With this in mind, the problems with Bultmann’s arguments where he avoided locating Jesus in the context of debates that might have been perceived as a bit too Jewish are better explained. If we take the standard Sanders’ logic, does this not mean that Bultmann’s observations on the synoptic tradition ought to be handled with great care? Again taking Sanders to his logical conclusion, advocating more of Sanders’ suspicious attitude towards the history of scholarship, including Bultmann, not only helps us explain why ‘parallels’ to Jesus’ sayings were ignored in the history of scholarship.

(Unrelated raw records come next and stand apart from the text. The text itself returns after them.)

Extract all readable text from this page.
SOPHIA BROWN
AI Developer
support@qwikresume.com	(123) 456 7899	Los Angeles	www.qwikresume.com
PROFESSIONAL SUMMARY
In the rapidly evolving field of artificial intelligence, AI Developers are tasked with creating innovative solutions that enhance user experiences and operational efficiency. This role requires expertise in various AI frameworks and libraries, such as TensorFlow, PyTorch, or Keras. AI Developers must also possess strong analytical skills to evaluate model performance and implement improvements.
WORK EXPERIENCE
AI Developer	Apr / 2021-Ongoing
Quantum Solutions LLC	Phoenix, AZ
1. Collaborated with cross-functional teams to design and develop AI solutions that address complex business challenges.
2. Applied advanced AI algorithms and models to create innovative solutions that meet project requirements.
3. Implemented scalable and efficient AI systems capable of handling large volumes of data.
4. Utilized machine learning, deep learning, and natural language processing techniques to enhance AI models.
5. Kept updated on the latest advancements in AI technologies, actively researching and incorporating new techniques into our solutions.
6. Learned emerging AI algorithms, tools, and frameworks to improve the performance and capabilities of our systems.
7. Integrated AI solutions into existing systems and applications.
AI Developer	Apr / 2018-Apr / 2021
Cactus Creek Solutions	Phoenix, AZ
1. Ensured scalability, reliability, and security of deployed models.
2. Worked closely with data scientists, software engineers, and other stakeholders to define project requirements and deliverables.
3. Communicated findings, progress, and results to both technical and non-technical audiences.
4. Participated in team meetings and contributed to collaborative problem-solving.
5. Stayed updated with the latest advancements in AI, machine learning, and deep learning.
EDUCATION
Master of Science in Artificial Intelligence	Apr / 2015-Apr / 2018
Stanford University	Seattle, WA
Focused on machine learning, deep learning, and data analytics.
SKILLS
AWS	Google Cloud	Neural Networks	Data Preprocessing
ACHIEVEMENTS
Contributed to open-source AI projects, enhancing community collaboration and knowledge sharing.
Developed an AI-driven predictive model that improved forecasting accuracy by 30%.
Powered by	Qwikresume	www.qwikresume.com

Bultmann’s work is of minimal help in understanding what is happening with Sabbath and purity disputes and, in this instance too, does it not deserve the full critique unleashed by Sanders?

Of course, there is a great irony here too. More than one critic has argued that Sanders’ recast the old negative image of Judaism into one of liberal Christianity. This may well be the case in disputes over Sabbath and purity. Sanders (and others) have used arguments generated in anti-Jewish contexts, stripped away the anti-Jewish rhetoric, and reapplied them quite differently to present Judaism in a ‘positive’ light (e.g. they don’t do unpleasant things to each other over ‘mere’ issues of Sabbath and purity etc.). Both maintain a difference between ‘Judaism’/’Jewish’ and ‘Church’/’Christianity’. In fact, we might even detect Sanders’ famous argument concerning Paul and Judaism: the issue with Judaism was that it was not Christianity. In both cases, and put crudely, Jews and Christians must behave in the ways in which scholars are led to believe they should.


9 thoughts on “Rudolf Bultmann, E.P. Sanders, and Curious Legacies

  1. wmcoppins says:

    Thanks for a perceptive post..


  2. Jim says:

    Reblogged this on Zwinglius Redivivus and commented:
    In which James Crossley gives me an early birthday gift by making me sad…

    Liked by 1 person

  3. Are you harnessing chaos, or stirring it up?


  4. Chris Keith says:

    James, thanks for this perceptive post. In Jesus against the Scribal Elite, I also noted the influence of Bultmann on Sanders when it comes to the controversy narratives (pp.130-132). I think Sanders might even have taken the term “imaginary” for them from Bultmann, or at least Marsh’s translation (History of the Synoptic Tradition, 40). I argued that both were wrong to dismiss the general portrait of these traditions so quickly and ventured an argument for affirming the general portrait of Jesus and other teachers in argument over the law. I failed, though, to observe the important social context issues that you’ve pointed out. In writing that section on Bultmann and Sanders, though, I remember thinking that it was indeed odd that Sanders is so heavily reliant on Bultmann here because (1) Bultmann’s view of the unhistorical nature of the controversy narratives is inherently tied also to his theory of the development of the Jesus tradition and (2) Sanders spent some time at the beginning of Jesus and Judaism criticizing this very view (he also did in Studying the Synoptic Gospels). So I think you’re onto something here in noting that his appeal to Bultmann is curious.


  5. Chris Keith says:

    Sorry, I meant to say he criticized that view of the development of the tradition in Tendencies of the Synoptic Tradition (CUP), not Studying the Synoptic Gospels, though I suspect he does there as well.